12 may. 2009

Una cateta en Florencia (Toscana 1)

Hoy he vivido mi primera experiencia Ryanair.
Volar ha perdido totalmente el glamour. Nos llevaron andando por la pista del aeropuerto para ahorrar autobús. Ibamos con los asientos sin numerar, así que hubo que luchar por una ventanilla. Nos contaron a dedo para saber cuántos íbamos a bordo. Dejaron las filas 4 y 5 sin pasajeros por "estabilidad del aparato". Pasaron una bolsa de plástico de Mercadona para que echáramos dentro la basura. Es como ir en el autobús de Damas pero sin pasajeros de pie. No lo hacen porque al aterrizar se matarían dos o tres. Por lo demás, un vuelo genial. Por mí pueden seguir ahorrando glamour a los precios que venden los billetes.
Una vez en el aeropuerto de Pisa (el vuelo era directo Sevilla/Pisa), tomé un tren con destino a Florencia. Como hacía calor, íbamos con todas las ventanillas abiertas. Sí, se pueden abrir las ventanillas. No sé si es que no tienen aire acondicionado o que no lo encienden.
Como detalle, un cubo y una fregona en medio de la vía del tren justo en la estación del aeropuerto. En los aledaños de la estación, muchas pintadas con LIVORNO MERDA. Debe ser que se llevan mal.
Por fin llegué a Florencia, puntual, todo hay que decirlo. Dos minutos andando y ya estaba en el hotel. Y tengo "una habitación con vistas". Vacié la maleta y salí desaforada a verlo todo. Todo está a tiro de piedra. Es alucinante.
Me sale Renacimiento por las orejas.
Hay más americanos e ingleses que italianos por la calle. Cada vez que pido a alguien que me haga una foto, tengo que hablar en inglés. La foto que adjunto me la sacó un señor gordito de Washington D.C. (así fue como me lo dijo, con D.C. al final). Para los que no conocéis el lugar, es el Duomo. Si te acercas ves que está hecho todo de mármol de distintos colores, y tiene miles de detalles pequeñísimos.
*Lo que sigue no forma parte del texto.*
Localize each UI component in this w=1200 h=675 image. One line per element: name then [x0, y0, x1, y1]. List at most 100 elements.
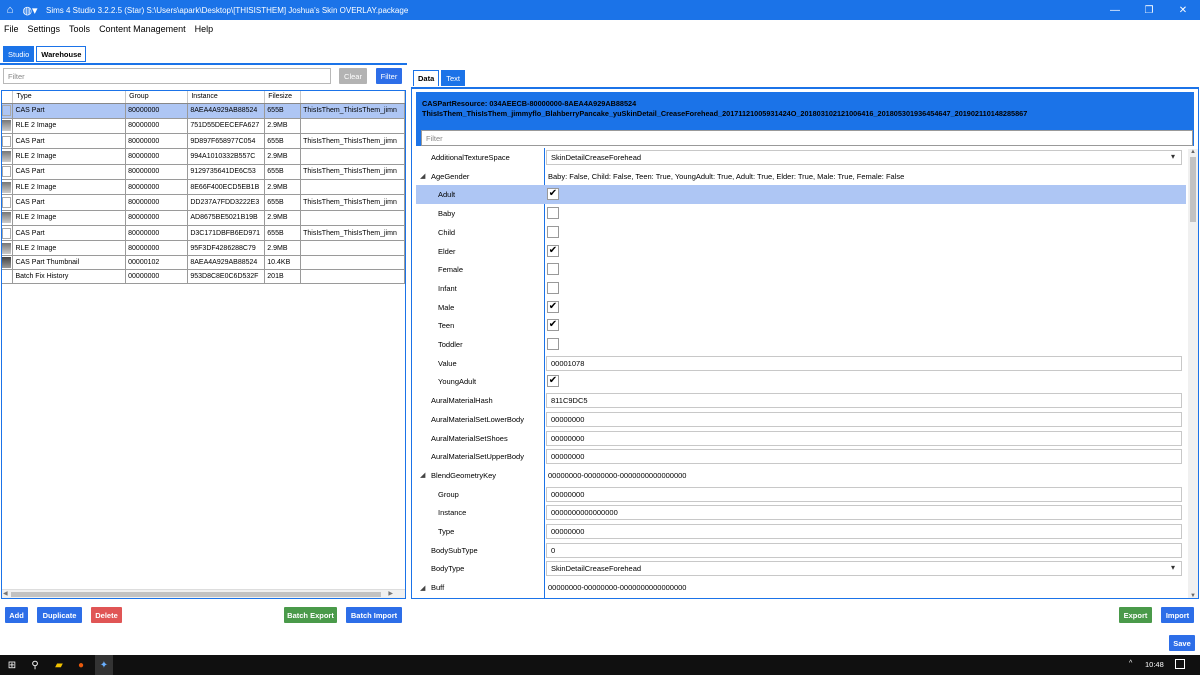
cell-type[interactable]: CAS Part — [12, 164, 127, 180]
cell-size[interactable]: 2.9MB — [264, 240, 302, 257]
property-value-input[interactable]: 00000000 — [546, 449, 1182, 465]
home-icon[interactable]: ⌂ — [0, 0, 20, 20]
property-row[interactable]: Type 00000000 — [416, 522, 1186, 541]
tab-text[interactable]: Text — [441, 70, 466, 86]
property-row[interactable]: BodySubType 0 — [416, 541, 1186, 560]
property-row[interactable]: Female — [416, 260, 1186, 279]
import-button[interactable]: Import — [1161, 607, 1194, 623]
scroll-left-icon[interactable]: ◀ — [3, 590, 8, 597]
cell-instance[interactable]: 8AEA4A929AB88524 — [187, 255, 266, 271]
cell-size[interactable]: 655B — [264, 103, 302, 119]
tab-studio[interactable]: Studio — [3, 46, 35, 62]
table-row[interactable]: CAS Part 80000000 9D897F658977C054 655B This… — [2, 133, 405, 150]
cell-size[interactable]: 2.9MB — [264, 210, 302, 226]
cell-type[interactable]: Batch Fix History — [12, 269, 127, 285]
expand-arrow-icon[interactable]: ◢ — [420, 471, 425, 479]
cell-group[interactable]: 00000000 — [125, 269, 189, 285]
add-button[interactable]: Add — [5, 607, 28, 623]
property-row[interactable]: AdditionalTextureSpace SkinDetailCreaseFo… — [416, 148, 1186, 167]
property-row[interactable]: Male ✔ — [416, 298, 1186, 317]
property-row[interactable]: ◢ Buff 00000000-00000000-0000000000000000 — [416, 578, 1186, 597]
table-row[interactable]: RLE 2 Image 80000000 AD8675BE5021B19B 2.9MB — [2, 210, 405, 226]
property-row[interactable]: AuralMaterialHash 811C9DC5 — [416, 391, 1186, 410]
property-row[interactable]: Infant — [416, 279, 1186, 298]
cell-name[interactable] — [300, 148, 405, 165]
property-row[interactable]: ◢ BlendGeometryKey 00000000-00000000-00000… — [416, 466, 1186, 485]
export-button[interactable]: Export — [1119, 607, 1152, 623]
cell-instance[interactable]: D3C171DBFB6ED971 — [187, 225, 266, 242]
table-row[interactable]: CAS Part 80000000 9129735641DE6C53 655B This… — [2, 164, 405, 180]
property-checkbox[interactable] — [547, 263, 559, 276]
cell-size[interactable]: 201B — [264, 269, 302, 285]
windows-start-icon[interactable]: ⊞ — [3, 655, 21, 675]
cell-group[interactable]: 80000000 — [125, 133, 189, 150]
cell-group[interactable]: 80000000 — [125, 179, 189, 196]
cell-instance[interactable]: DD237A7FDD3222E3 — [187, 194, 266, 211]
property-value-input[interactable]: 0000000000000000 — [546, 505, 1182, 521]
property-row[interactable]: Child — [416, 223, 1186, 242]
cell-size[interactable]: 655B — [264, 225, 302, 242]
cell-name[interactable]: ThisIsThem_ThisIsThem_jimn — [300, 164, 405, 180]
table-row[interactable]: CAS Part 80000000 DD237A7FDD3222E3 655B This… — [2, 194, 405, 211]
expand-arrow-icon[interactable]: ◢ — [420, 584, 425, 592]
cell-instance[interactable]: 8E66F400ECD5EB1B — [187, 179, 266, 196]
cell-type[interactable]: CAS Part — [12, 194, 127, 211]
cell-name[interactable]: ThisIsThem_ThisIsThem_jimn — [300, 103, 405, 119]
property-checkbox[interactable] — [547, 281, 559, 294]
cell-group[interactable]: 00000102 — [125, 255, 189, 271]
tab-data[interactable]: Data — [413, 70, 440, 86]
cell-size[interactable]: 2.9MB — [264, 148, 302, 165]
property-dropdown[interactable]: SkinDetailCreaseForehead — [546, 150, 1182, 165]
cell-size[interactable]: 2.9MB — [264, 118, 302, 135]
property-filter-input[interactable]: Filter — [421, 130, 1193, 146]
menu-settings[interactable]: Settings — [28, 24, 61, 34]
cell-instance[interactable]: 751D55DEECEFA627 — [187, 118, 266, 135]
property-row[interactable]: Group 00000000 — [416, 485, 1186, 504]
cell-group[interactable]: 80000000 — [125, 164, 189, 180]
property-checkbox[interactable]: ✔ — [547, 244, 559, 257]
cell-size[interactable]: 655B — [264, 194, 302, 211]
table-row[interactable]: RLE 2 Image 80000000 8E66F400ECD5EB1B 2.9MB — [2, 179, 405, 196]
save-button[interactable]: Save — [1169, 635, 1195, 651]
cell-name[interactable]: ThisIsThem_ThisIsThem_jimn — [300, 133, 405, 150]
menu-content-management[interactable]: Content Management — [99, 24, 186, 34]
menu-file[interactable]: File — [4, 24, 19, 34]
tray-chevron-icon[interactable]: ^ — [1129, 660, 1132, 667]
property-row[interactable]: AuralMaterialSetUpperBody 00000000 — [416, 447, 1186, 466]
column-header-filesize[interactable]: Filesize — [264, 91, 302, 104]
property-row[interactable]: BodyType SkinDetailCreaseForehead — [416, 559, 1186, 578]
batch-import-button[interactable]: Batch Import — [346, 607, 402, 623]
scroll-down-icon[interactable]: ▼ — [1190, 593, 1196, 598]
table-row[interactable]: Batch Fix History 00000000 953D8C8E0C6D532… — [2, 269, 405, 285]
cell-type[interactable]: RLE 2 Image — [12, 240, 127, 257]
property-row[interactable]: Adult ✔ — [416, 185, 1186, 205]
scroll-right-icon[interactable]: ▶ — [388, 590, 393, 597]
menu-help[interactable]: Help — [195, 24, 214, 34]
restore-button[interactable]: ❐ — [1132, 0, 1166, 20]
property-row[interactable]: Elder ✔ — [416, 242, 1186, 261]
cell-name[interactable] — [300, 255, 405, 271]
table-row[interactable]: CAS Part 80000000 D3C171DBFB6ED971 655B This… — [2, 225, 405, 242]
property-row[interactable]: Instance 0000000000000000 — [416, 503, 1186, 522]
property-value-input[interactable]: 00000000 — [546, 486, 1182, 502]
expand-arrow-icon[interactable]: ◢ — [420, 172, 425, 180]
property-value-input[interactable]: 811C9DC5 — [546, 393, 1182, 409]
property-row[interactable]: Toddler — [416, 335, 1186, 354]
cell-type[interactable]: CAS Part Thumbnail — [12, 255, 127, 271]
vertical-scroll-thumb[interactable] — [1190, 157, 1196, 222]
resource-filter-input[interactable]: Filter — [3, 68, 331, 84]
sims4studio-icon[interactable]: ✦ — [95, 655, 113, 675]
scroll-thumb[interactable] — [11, 592, 381, 597]
table-row[interactable]: RLE 2 Image 80000000 95F3DF4286288C79 2.9MB — [2, 240, 405, 257]
cell-instance[interactable]: 994A1010332B557C — [187, 148, 266, 165]
property-checkbox[interactable]: ✔ — [547, 188, 559, 201]
palette-icon[interactable]: ◍▾ — [20, 0, 40, 20]
cell-name[interactable] — [300, 240, 405, 257]
cell-group[interactable]: 80000000 — [125, 240, 189, 257]
cell-name[interactable] — [300, 179, 405, 196]
cell-type[interactable]: CAS Part — [12, 103, 127, 119]
cell-instance[interactable]: 8AEA4A929AB88524 — [187, 103, 266, 119]
minimize-button[interactable]: — — [1098, 0, 1132, 20]
property-checkbox[interactable]: ✔ — [547, 319, 559, 332]
cell-group[interactable]: 80000000 — [125, 210, 189, 226]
Florecitas como puños, lagartijas esculpidas, circulitos. Trabajo de chinos. Mañana lo visitaré por dentro.
Esto es todo por hoy.

1 comentario:

Ricardo Arias dijo...

Comentario al margen: soy un enemigo furibundo de las mal llamadas low cost. Poca gente me ha tratado peor que una nazi de Ryanair en tierra en Glasgow (o mejor, a 50 km de Glasgow). Insistencia en pedir libro de reclamaciones, amenaza con llamar a seguridad. Sólo espero que esta crisis se lleve cierta morralla por delante: Blue Air, Ryanair... (con Air Madrid los dioses oyeron ya mis ruegos).